Portland’s market is in line with the nation’s, as the report shows a 7.6% drop in closings from March to April across 49 U.S. metro areas.
But Portland closings have seen a sharper drop than most, coming in second for markets with the biggest year-over-year decrease. San Francisco saw the greatest decrease and Seattle comes in after Portland, followed by Birmingham and Anchorage.
Laurie Thiel, a broker and owner of RE/MAX Equity Group, says sellers are still feeling optimistic, despite the slowdown.
“The general mood among home sellers is quite positive,” she says. “Sellers are experiencing a favorable environment with a strong demand for properties, allowing them to attract potential buyers and negotiate favorable terms.”
Thiel says buyers are also engaged and taking advantage of less competition due to increased interest rates. “They understand the competitive market and are willing to invest time and effort to find their dream homes.”
With buyers taking their time, homes aren’t flying off the market at the speed they did last year. April’s report shows Portland properties are selling after an average 33 days, up 105.5% since last year, down 20.5% since last month.
The median sales price is down, too: 3.6% since last year and 1.9% since March, at $530,000.
With less pressure to buy fast, buyers are focusing on desirable neighborhoods with good schools, convenient access to amenities and proximity to outdoor spaces like parks and playgrounds.

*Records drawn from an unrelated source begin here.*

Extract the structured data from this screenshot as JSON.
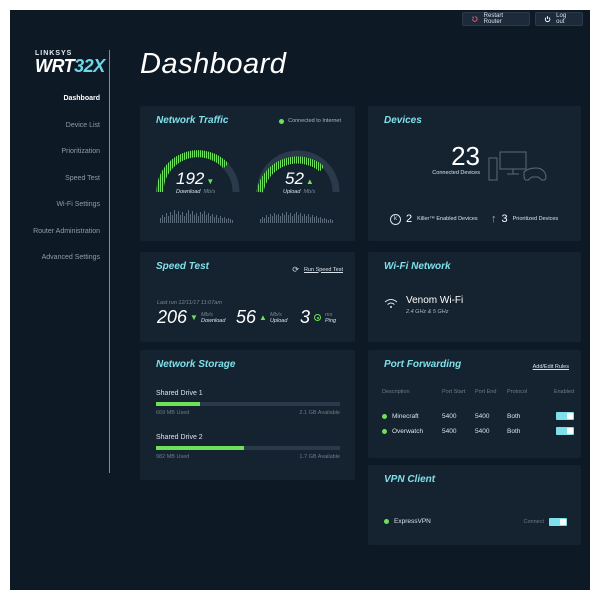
{
  "topbar": {
    "restart_label": "Restart Router",
    "logout_label": "Log out"
  },
  "brand": {
    "maker": "LINKSYS",
    "model_main": "WRT",
    "model_accent": "32X"
  },
  "sidebar": {
    "items": [
      {
        "label": "Dashboard",
        "active": true
      },
      {
        "label": "Device List",
        "active": false
      },
      {
        "label": "Prioritization",
        "active": false
      },
      {
        "label": "Speed Test",
        "active": false
      },
      {
        "label": "Wi-Fi Settings",
        "active": false
      },
      {
        "label": "Router Administration",
        "active": false
      },
      {
        "label": "Advanced Settings",
        "active": false
      }
    ]
  },
  "page_title": "Dashboard",
  "network_traffic": {
    "title": "Network Traffic",
    "status": "Connected to Internet",
    "download_value": "192",
    "download_label": "Download",
    "download_unit": "Mb/s",
    "upload_value": "52",
    "upload_label": "Upload",
    "upload_unit": "Mb/s"
  },
  "devices": {
    "title": "Devices",
    "connected_count": "23",
    "connected_label": "Connected Devices",
    "killer_count": "2",
    "killer_label": "Killer™ Enabled Devices",
    "prioritized_count": "3",
    "prioritized_label": "Prioritized Devices"
  },
  "speed_test": {
    "title": "Speed Test",
    "run_label": "Run Speed Test",
    "last_run": "Last run 12/11/17 11:07am",
    "download_value": "206",
    "download_unit": "Mb/s",
    "download_label": "Download",
    "upload_value": "56",
    "upload_unit": "Mb/s",
    "upload_label": "Upload",
    "ping_value": "3",
    "ping_unit": "ms",
    "ping_label": "Ping"
  },
  "wifi": {
    "title": "Wi-Fi Network",
    "ssid": "Venom Wi-Fi",
    "bands": "2.4 GHz & 5 GHz"
  },
  "storage": {
    "title": "Network Storage",
    "drives": [
      {
        "name": "Shared Drive 1",
        "used": "669 MB Used",
        "available": "2.1 GB Available",
        "fill": 0.24
      },
      {
        "name": "Shared Drive 2",
        "used": "982 MB Used",
        "available": "1.7 GB Available",
        "fill": 0.48
      }
    ]
  },
  "port_forwarding": {
    "title": "Port Forwarding",
    "add_edit_label": "Add/Edit Rules",
    "headers": [
      "Description",
      "Port Start",
      "Port End",
      "Protocol",
      "Enabled"
    ],
    "rows": [
      {
        "description": "Minecraft",
        "port_start": "5400",
        "port_end": "5400",
        "protocol": "Both",
        "enabled": true
      },
      {
        "description": "Overwatch",
        "port_start": "5400",
        "port_end": "5400",
        "protocol": "Both",
        "enabled": true
      }
    ]
  },
  "vpn": {
    "title": "VPN Client",
    "name": "ExpressVPN",
    "connect_label": "Connect",
    "enabled": true
  },
  "colors": {
    "background": "#0e1926",
    "card": "#15222f",
    "accent": "#7fe0ea",
    "green": "#6ee05a"
  }
}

“Additionally, homes with attractive amenities, such as updated kitchens, modernized bathrooms, energy-efficient features and ample storage space, tend to generate more interest and higher offers,’ says Thiel.
Thiel points to the increase in interest rates and decrease in inventory as likely fueling this slowdown in sales. As interest rates continue to change, it’s causing hesitation for some home buyers.
The current economic climate is uncertain, as negotiations continue surrounding the debt ceiling. In a recent article in Forbes titled “A Debt-Ceiling Crisis Would Hit The Housing Market Like A Hurricane” Daryl Fairweather, Redfin’s Chief Economist, writes, “Home sellers and homebuyers would temporarily back off the market during the turmoil but would return once the dust settles.”
But Thiel doesn’t see buyers in Portland making decisions based on this looming economic threat. “Buyers and sellers are more focused on factors directly related to the housing market, such as interest rates, home prices, and inventory levels.”
There’s still time for sales to increase as summer approaches. In the meantime, with inventory up and sales much slower than this time last year, buyers are enjoying a little more freedom and flexibility to shop around.